Other cases finding a pattern of misconduct adopted a total picture approach to focus on the consistency, duration and gravity of the conduct to determine if the employee’s behavior evinced "a wilful disregard of [the] employer’s interests”. Booker v Employment Security Comm, 369 Mich 547, 551; 120 NW2d 169 (1963).2
1 agree with the plaintiff, therefore, that the referee erred in finding that the two instances complained of constituted a pattern of misconduct sufficient to disqualify the plaintiff for benefits under MCL 421.29(1)(b); MSA 17.531(1)(b). The total picture presented reveals that the plaintiffs behavior, while negligent, was not so continuous and egregious that it evidenced his utter disregard for his employer’s interests. Giddens v Employment Security Comm, supra. For the foregoing reasons, I would reverse.
This disqualification period was based on the version of MCL 421.29(3); MSA 17.531(3) then in effect. Subsequently, the statute was amended, effective June 6, 1975, to provide a 13-week disqualification period for benefits where an employee is discharged for misconduct under MCL 421.29(1)(b); MSA 17.531(1)(b). See 1975 PA 110, § 1.

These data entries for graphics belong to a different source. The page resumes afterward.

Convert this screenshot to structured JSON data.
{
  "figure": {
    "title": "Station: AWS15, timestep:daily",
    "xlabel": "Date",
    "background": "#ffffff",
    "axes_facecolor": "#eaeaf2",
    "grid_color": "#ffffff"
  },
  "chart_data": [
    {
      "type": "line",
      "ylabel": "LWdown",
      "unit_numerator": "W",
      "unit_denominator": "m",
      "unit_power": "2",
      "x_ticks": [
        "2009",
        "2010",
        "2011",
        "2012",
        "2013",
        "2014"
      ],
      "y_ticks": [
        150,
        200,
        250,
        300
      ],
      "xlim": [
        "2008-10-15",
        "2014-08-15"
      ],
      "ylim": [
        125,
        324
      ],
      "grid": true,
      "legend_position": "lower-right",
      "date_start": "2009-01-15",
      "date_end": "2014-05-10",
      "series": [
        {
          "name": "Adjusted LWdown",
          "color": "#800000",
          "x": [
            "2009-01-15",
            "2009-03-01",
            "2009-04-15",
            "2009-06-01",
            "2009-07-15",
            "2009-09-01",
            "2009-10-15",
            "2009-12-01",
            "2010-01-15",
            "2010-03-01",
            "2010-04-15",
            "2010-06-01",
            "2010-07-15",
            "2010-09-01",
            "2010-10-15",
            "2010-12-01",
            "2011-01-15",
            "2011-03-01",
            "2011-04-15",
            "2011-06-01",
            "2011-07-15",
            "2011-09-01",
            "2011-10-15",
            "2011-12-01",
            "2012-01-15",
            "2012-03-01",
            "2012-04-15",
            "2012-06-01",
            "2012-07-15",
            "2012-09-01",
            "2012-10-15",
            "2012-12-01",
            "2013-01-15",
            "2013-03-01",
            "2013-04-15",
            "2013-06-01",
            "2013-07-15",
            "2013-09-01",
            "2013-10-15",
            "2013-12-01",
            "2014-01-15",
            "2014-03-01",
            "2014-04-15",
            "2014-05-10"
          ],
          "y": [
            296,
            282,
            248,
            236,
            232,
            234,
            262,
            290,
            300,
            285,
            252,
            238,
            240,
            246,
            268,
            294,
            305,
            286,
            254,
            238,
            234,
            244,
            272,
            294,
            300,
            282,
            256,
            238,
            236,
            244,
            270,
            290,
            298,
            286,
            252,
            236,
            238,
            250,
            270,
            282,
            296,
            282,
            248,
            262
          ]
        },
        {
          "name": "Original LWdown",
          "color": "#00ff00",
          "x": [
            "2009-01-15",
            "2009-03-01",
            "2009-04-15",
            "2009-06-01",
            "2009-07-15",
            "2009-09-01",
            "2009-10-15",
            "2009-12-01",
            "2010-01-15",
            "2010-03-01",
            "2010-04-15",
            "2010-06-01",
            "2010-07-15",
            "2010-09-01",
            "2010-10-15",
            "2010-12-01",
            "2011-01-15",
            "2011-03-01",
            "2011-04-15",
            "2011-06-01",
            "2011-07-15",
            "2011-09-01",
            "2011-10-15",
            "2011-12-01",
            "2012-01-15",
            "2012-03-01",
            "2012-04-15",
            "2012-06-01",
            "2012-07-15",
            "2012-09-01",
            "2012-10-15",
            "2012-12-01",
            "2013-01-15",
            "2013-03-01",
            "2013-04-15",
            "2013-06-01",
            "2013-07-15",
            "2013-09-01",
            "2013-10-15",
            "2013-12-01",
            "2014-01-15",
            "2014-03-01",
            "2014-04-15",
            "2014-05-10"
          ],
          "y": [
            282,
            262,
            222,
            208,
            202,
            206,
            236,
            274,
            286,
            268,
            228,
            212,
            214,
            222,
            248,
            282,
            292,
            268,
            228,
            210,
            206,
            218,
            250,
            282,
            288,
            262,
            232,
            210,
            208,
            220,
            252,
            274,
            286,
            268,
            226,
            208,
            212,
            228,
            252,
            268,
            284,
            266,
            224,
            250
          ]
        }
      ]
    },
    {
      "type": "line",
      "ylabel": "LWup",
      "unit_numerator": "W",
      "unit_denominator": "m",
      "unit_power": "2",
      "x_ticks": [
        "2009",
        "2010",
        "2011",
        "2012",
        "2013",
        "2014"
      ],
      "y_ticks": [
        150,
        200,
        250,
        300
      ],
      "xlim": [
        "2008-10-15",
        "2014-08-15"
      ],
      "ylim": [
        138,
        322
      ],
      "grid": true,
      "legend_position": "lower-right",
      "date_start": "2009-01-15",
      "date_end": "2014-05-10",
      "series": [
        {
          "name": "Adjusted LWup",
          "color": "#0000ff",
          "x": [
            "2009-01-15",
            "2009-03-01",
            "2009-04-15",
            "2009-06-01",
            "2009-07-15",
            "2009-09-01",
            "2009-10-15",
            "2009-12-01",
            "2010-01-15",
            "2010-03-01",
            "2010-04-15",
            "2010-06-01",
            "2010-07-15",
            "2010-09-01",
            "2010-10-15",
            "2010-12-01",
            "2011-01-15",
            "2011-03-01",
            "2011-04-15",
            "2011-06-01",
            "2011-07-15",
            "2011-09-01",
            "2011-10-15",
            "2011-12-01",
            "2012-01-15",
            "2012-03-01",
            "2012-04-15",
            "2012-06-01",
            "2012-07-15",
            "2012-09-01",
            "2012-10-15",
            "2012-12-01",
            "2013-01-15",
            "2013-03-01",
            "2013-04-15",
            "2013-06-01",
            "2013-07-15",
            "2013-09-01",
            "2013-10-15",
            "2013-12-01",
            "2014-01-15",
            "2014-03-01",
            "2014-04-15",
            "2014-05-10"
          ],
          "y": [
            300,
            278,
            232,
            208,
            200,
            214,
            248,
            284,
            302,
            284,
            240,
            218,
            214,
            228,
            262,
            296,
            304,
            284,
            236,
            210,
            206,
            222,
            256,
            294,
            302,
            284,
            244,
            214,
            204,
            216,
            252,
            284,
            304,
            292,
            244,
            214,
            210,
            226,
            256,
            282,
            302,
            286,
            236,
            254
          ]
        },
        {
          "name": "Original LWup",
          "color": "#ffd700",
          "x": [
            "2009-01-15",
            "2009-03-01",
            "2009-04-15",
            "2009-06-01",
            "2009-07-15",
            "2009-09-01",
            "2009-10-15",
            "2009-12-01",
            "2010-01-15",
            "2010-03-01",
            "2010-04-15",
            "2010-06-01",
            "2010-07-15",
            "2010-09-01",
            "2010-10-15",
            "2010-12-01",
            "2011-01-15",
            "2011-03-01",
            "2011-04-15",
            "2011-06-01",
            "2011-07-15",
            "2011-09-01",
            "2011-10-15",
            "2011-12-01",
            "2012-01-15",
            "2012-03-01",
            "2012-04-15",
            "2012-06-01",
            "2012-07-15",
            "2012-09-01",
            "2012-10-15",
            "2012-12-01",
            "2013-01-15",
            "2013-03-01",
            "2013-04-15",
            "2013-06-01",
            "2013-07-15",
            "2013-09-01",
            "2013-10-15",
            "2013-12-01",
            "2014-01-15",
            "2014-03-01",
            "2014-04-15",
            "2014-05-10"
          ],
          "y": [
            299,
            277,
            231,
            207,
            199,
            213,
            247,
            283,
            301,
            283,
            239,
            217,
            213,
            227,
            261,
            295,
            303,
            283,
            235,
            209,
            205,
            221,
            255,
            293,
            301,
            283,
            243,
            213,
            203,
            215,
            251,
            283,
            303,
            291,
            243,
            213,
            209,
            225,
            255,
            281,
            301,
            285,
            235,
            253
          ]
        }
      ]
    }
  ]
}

The pattern of misconduct in Booker, supra, was based on the employee’s long history of absenteeism, tardiness and intoxication. For other examples of this type of misconduct, see Miller v F W Woolworth Co, supra, (misconduct found in employee’s consistent ill-temper, rudeness to customers and insubordination, despite repeated warnings) and Giddens v Employment Security Comm, supra, (employee’s record revealed numerous disciplinary lay-offs and a last-chance warning prior to the final episode of absenteeism that caused his discharge).